Autre secteur de poids (93 000 travailleurs en Belgique) exposé de plein fouet à l’enjeu environnemental, la chimie assure  » caler  » sur la manière, mais non sur le principe.  » Nous approuvons sans réserve l’objectif de réduire de 20 % la consommation d’énergie et les émissions de gaz à effet de serre, et d’augmenter de 20 % la part des énergies renouvelables. Nous sommes d’accord pour investir afin de tenir cet objectif de réduction des émissions de gaz à effet de serre « , assure Yves Verschueren, administrateur délégué d’Essenscia, l’organisation regroupant les entreprises de l’industrie chimique. Mais les firmes trouvent le prix à payer trop élevé :  » Le système de taxation, via des achats de droits mis aux enchères, revient à ajouter une surtaxe supplémentaire aux investissements à prévoir. Pas question !  » Il y va, assure Yves Verschueren, de la position concurrentielle du secteur, menacée par cette taxation des investissements environnementaux qui n’est prévue qu’en Europe.  » Je ne dis pas que les usines vont fermer chez nous, mais je pense que les grandes entreprises n’investiront plus ici, parce que leur intérêt sera d’aller ailleurs.  » Les syndicats se montrent tout aussi inquiets par le principe des quotas payants, qui devrait être appliqué dès 2012.  » Dans les secteurs soumis à la concurrence internationale, des quotas gratuits vont être accordés. Lesquels ? Il faut clarifier ce point au plus tôt « , souligne François Laurent, attaché au service d’études de la CSC-énergie-chimie.

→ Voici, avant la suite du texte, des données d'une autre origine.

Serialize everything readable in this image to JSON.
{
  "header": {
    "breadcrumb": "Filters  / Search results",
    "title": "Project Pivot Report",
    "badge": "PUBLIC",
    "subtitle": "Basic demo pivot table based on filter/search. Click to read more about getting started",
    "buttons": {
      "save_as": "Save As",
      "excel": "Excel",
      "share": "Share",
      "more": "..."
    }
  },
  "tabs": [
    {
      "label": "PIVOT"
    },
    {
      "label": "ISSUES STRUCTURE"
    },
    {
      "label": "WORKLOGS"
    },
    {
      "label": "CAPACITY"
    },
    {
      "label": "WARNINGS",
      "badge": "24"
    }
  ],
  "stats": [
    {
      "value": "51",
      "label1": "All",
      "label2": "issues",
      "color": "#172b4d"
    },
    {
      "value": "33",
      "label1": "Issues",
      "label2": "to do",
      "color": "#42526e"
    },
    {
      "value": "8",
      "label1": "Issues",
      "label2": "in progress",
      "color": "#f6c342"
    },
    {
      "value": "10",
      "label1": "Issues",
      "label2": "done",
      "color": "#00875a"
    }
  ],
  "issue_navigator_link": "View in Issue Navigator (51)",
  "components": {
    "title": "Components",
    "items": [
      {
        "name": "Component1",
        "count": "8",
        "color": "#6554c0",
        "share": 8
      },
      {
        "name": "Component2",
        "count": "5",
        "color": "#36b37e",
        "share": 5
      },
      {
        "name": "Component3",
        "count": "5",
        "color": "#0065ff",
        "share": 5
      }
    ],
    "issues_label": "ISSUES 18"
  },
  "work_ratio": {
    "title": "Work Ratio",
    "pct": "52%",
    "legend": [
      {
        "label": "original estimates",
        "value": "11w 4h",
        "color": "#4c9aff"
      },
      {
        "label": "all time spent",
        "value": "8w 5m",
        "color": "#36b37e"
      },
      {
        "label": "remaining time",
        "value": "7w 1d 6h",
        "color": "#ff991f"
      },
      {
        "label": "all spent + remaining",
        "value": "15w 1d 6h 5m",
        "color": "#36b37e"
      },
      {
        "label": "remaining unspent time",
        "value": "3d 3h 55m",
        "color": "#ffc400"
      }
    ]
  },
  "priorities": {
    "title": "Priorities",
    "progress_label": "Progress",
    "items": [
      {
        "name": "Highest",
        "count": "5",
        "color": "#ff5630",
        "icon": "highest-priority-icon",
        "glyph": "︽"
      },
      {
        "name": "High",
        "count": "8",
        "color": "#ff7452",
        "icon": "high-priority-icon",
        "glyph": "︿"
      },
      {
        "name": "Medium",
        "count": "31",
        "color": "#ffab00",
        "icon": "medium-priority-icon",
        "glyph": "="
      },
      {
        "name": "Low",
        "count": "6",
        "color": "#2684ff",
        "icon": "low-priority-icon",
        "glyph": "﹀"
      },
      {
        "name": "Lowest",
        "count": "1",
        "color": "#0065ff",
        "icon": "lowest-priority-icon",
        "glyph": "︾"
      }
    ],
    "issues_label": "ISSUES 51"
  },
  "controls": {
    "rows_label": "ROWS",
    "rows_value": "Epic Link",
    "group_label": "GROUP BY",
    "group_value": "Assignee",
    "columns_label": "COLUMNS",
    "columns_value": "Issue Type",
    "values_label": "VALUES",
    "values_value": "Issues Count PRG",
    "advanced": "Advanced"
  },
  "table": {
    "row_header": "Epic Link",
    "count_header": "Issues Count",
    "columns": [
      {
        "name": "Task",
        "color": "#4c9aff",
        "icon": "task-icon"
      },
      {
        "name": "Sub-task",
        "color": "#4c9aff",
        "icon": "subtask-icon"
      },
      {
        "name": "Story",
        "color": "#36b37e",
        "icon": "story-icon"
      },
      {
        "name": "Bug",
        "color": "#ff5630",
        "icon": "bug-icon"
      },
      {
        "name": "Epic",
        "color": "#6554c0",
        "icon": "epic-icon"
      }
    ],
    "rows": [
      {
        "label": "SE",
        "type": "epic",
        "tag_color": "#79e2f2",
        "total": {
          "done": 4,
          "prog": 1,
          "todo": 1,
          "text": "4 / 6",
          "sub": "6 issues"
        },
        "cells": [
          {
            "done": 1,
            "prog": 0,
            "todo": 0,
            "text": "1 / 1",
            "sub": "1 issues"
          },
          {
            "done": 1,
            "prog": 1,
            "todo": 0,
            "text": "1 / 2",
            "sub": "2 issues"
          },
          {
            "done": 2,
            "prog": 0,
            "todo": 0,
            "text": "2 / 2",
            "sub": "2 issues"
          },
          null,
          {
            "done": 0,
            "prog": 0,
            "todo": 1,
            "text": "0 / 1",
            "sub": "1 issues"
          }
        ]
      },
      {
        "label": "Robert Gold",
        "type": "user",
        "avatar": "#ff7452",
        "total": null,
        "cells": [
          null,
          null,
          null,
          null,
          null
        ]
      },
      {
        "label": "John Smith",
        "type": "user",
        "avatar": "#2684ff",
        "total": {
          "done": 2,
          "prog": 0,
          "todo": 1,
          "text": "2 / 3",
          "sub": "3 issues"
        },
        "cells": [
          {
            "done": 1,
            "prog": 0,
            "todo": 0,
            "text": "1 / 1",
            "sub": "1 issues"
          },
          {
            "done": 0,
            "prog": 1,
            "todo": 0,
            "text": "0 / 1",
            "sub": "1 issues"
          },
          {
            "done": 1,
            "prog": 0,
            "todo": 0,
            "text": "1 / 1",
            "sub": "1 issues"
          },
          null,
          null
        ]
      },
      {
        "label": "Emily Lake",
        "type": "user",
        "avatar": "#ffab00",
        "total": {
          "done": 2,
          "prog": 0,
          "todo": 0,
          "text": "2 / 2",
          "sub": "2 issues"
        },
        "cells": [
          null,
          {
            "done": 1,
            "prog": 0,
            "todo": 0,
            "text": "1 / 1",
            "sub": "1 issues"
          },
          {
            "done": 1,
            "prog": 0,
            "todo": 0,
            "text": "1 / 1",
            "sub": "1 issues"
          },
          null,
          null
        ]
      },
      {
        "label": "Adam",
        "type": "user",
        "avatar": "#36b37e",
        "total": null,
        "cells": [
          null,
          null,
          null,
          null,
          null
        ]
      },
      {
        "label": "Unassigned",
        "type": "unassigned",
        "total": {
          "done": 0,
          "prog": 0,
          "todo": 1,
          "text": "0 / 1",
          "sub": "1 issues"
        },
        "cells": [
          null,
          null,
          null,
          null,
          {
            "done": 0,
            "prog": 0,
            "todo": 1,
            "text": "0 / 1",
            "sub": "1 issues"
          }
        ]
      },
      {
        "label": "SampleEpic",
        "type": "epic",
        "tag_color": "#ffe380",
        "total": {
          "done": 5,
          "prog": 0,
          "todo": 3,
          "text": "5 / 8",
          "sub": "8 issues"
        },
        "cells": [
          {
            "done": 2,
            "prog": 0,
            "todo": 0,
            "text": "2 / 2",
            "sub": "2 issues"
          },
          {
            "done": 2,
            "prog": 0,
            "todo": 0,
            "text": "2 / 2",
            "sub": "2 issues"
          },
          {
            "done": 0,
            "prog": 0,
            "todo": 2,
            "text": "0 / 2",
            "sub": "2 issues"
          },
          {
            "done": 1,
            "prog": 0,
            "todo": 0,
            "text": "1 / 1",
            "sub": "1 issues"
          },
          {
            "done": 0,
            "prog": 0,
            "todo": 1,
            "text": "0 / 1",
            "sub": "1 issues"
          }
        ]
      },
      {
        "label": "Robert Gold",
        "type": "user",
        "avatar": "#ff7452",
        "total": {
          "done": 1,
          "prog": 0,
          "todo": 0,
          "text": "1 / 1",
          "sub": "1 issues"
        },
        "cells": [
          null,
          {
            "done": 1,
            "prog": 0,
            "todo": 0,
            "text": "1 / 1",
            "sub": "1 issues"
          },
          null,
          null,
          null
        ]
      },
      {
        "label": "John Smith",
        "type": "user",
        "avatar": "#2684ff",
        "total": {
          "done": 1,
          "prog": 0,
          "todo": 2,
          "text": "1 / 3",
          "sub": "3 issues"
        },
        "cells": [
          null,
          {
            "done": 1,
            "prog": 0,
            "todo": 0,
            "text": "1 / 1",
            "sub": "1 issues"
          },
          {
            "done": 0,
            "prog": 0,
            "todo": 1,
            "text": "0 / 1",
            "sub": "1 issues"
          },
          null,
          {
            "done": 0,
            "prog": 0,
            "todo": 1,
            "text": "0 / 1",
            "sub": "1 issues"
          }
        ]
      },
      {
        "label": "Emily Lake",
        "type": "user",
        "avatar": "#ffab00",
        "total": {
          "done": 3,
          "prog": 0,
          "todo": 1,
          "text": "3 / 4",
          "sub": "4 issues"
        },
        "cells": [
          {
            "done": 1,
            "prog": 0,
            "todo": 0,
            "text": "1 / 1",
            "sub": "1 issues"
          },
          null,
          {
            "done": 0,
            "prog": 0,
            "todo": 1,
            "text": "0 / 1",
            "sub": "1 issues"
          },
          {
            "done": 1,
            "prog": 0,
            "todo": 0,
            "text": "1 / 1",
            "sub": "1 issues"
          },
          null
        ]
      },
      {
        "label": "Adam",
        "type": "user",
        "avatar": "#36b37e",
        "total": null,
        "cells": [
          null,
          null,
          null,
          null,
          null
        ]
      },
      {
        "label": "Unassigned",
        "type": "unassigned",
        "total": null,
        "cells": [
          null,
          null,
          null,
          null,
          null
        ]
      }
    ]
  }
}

Refuser le vert ? Politiquement impossible

Concurrence exacerbée, risques de délocalisation, casse sociale… Aux grands maux économiques et sociaux, faut-il de grands remèdes, éventuellement moins écologiques ? Fausse bonne idée. Et très mauvais calcul, prédit Christophe Derenne, économiste et directeur d’Etopia, centre d’animation et de recherche en écologie politique.  » Les constructeurs automobiles qui ne prennent pas assez vite le tournant du défi environnemental seront les perdants de demain et d’après-demain. Au lieu de miser encore de façon stupide sur la gamme des 4 x 4 et des grosses berlines, il faudrait rapidement se reconvertir vers des modèles plus écologiques. La crise va réorienter la demande vers des voitures plus petites, qui consomment moins. Entre une telle décision stratégique et sa mise en £uvre, il faut de deux ans et demi à trois ans.  » Ce délai pourrait se révéler horriblement long alors que la crise s’invite sans crier gare dans les chaînes d’assemblage.  » Raison de plus pour y aller plus vite que prévu, insiste Christophe Derenne. Cette crise doit avoir un effet d’accélérateur.  » Tout est cependant question d’argent, ce nerf de la guerre économique et environnementale.  » La mise en £uvre de politiques environnementales est liée à la croissance du Produit national brut « , rappelle Walter Hecq, responsable du Centre d’études économiques et sociales de l’environnement de l’ULB. En période de vaches maigres, il faudra résister à la tentation d’aller à ce qui est présenté comme l’essentiel. Et ne pas en arriver à choisir l’emploi au détriment du climat.